Le bébé poussa un cri assourdissant. Elle faillit le lâcher.
« Il est trop massif pour avoir une longue vie. », insista-t-elle en le démaillotant, vexée qu’il ait osé remettre en cause son autorité dans le domaine. « Et ce visage cramoisi !
– Alors, je vais l’appeler Chang Sheng, Longue Vie. »
Au Shanxi, le soleil brûlant d’été et les vents de poussière du printemps griffaient et râpaient le visage rougi des gens qui s’efforçaient de gagner leur vie dans le nord de la Chine.
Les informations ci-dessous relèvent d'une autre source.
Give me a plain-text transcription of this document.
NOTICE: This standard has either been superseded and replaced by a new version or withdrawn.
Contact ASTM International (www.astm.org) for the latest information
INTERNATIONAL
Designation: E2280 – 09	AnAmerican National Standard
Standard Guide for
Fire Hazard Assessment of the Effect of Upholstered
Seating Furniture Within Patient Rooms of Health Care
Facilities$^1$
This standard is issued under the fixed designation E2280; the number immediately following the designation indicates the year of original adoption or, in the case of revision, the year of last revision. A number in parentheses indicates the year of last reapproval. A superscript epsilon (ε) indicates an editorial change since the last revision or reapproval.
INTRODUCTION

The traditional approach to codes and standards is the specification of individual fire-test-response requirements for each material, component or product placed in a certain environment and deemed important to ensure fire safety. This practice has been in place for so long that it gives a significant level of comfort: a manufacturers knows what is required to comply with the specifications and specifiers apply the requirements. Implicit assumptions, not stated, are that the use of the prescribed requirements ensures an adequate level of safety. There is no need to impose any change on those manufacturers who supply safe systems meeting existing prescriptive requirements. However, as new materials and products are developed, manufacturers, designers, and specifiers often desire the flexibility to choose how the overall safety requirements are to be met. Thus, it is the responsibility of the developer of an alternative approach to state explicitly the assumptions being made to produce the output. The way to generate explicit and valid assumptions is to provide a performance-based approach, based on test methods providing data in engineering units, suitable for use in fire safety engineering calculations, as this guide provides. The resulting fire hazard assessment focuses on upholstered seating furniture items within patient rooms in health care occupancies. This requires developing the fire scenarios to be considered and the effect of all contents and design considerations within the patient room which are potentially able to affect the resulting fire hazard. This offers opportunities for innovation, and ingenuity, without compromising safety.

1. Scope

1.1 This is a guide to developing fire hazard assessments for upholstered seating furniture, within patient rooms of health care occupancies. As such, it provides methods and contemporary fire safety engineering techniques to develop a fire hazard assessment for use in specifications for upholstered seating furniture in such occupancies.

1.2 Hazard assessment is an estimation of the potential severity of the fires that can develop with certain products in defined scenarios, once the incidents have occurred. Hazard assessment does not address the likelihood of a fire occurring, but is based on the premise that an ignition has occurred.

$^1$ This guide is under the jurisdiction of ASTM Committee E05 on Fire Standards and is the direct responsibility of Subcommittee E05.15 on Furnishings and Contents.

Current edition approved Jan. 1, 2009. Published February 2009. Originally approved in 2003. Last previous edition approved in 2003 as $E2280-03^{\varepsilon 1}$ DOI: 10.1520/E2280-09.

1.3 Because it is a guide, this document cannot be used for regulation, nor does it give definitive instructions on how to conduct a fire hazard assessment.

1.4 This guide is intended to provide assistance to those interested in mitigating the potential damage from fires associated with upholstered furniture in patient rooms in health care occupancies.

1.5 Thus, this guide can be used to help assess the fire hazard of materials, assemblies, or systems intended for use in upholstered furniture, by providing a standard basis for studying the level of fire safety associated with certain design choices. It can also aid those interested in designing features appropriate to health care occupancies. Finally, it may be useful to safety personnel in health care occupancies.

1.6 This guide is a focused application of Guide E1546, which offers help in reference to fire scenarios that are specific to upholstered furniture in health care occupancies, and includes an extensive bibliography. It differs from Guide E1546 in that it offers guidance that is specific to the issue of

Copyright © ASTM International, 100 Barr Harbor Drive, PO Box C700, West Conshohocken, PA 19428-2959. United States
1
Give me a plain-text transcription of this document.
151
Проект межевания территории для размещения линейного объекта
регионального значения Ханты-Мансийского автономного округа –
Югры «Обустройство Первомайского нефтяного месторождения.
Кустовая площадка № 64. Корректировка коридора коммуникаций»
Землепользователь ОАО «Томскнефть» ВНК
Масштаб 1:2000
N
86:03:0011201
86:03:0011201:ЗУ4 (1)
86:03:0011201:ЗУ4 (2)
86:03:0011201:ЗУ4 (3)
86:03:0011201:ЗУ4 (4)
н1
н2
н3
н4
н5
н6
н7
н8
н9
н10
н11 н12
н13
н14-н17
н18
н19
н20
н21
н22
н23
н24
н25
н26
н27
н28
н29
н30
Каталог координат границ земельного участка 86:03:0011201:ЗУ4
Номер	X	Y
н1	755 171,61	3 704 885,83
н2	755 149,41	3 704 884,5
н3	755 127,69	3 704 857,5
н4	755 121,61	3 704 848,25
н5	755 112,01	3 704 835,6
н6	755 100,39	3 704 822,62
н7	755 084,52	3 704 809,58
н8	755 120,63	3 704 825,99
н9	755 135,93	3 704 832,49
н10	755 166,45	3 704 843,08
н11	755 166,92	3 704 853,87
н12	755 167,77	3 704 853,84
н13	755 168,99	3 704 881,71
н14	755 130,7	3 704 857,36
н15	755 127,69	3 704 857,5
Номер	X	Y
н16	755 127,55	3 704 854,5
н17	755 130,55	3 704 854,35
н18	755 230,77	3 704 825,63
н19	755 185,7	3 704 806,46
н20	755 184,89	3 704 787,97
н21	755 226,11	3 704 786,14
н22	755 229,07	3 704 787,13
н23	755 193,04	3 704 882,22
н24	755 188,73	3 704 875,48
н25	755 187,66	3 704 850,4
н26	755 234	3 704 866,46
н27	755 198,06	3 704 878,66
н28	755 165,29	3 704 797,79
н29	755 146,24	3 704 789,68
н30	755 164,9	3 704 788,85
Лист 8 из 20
Quand les barbares qui avaient escaladé la Grande Muraille menaient leurs raids vers le sud sur leurs montures géantes, ces hommes s’armaient de fourches et faisaient fondre leurs socs pour les affronter en combat à mort, et ces femmes se battaient à leurs côtés avec leurs couteaux de cuisine pour, la bataille perdue, devenir les esclaves puis les épouses des barbares, apprendre leur langue et leur donner des enfants jusqu’à ce qu’ils finissent par se considérer comme chinois et, à leur tour, affronter la vague suivante.
Tandis que les hommes faibles et les femmes délicates ayant peur de la mort fuyaient au sud pour voguer sur leurs bateaux fleuris et chanter leurs chansons à boire, ceux qui restaient, accordant la musique de leur vie au rythme de la rage hurlante du désert, gagnèrent en taille grâce au sang barbare dans leurs veines et s’enorgueillirent de leur vie de labeur.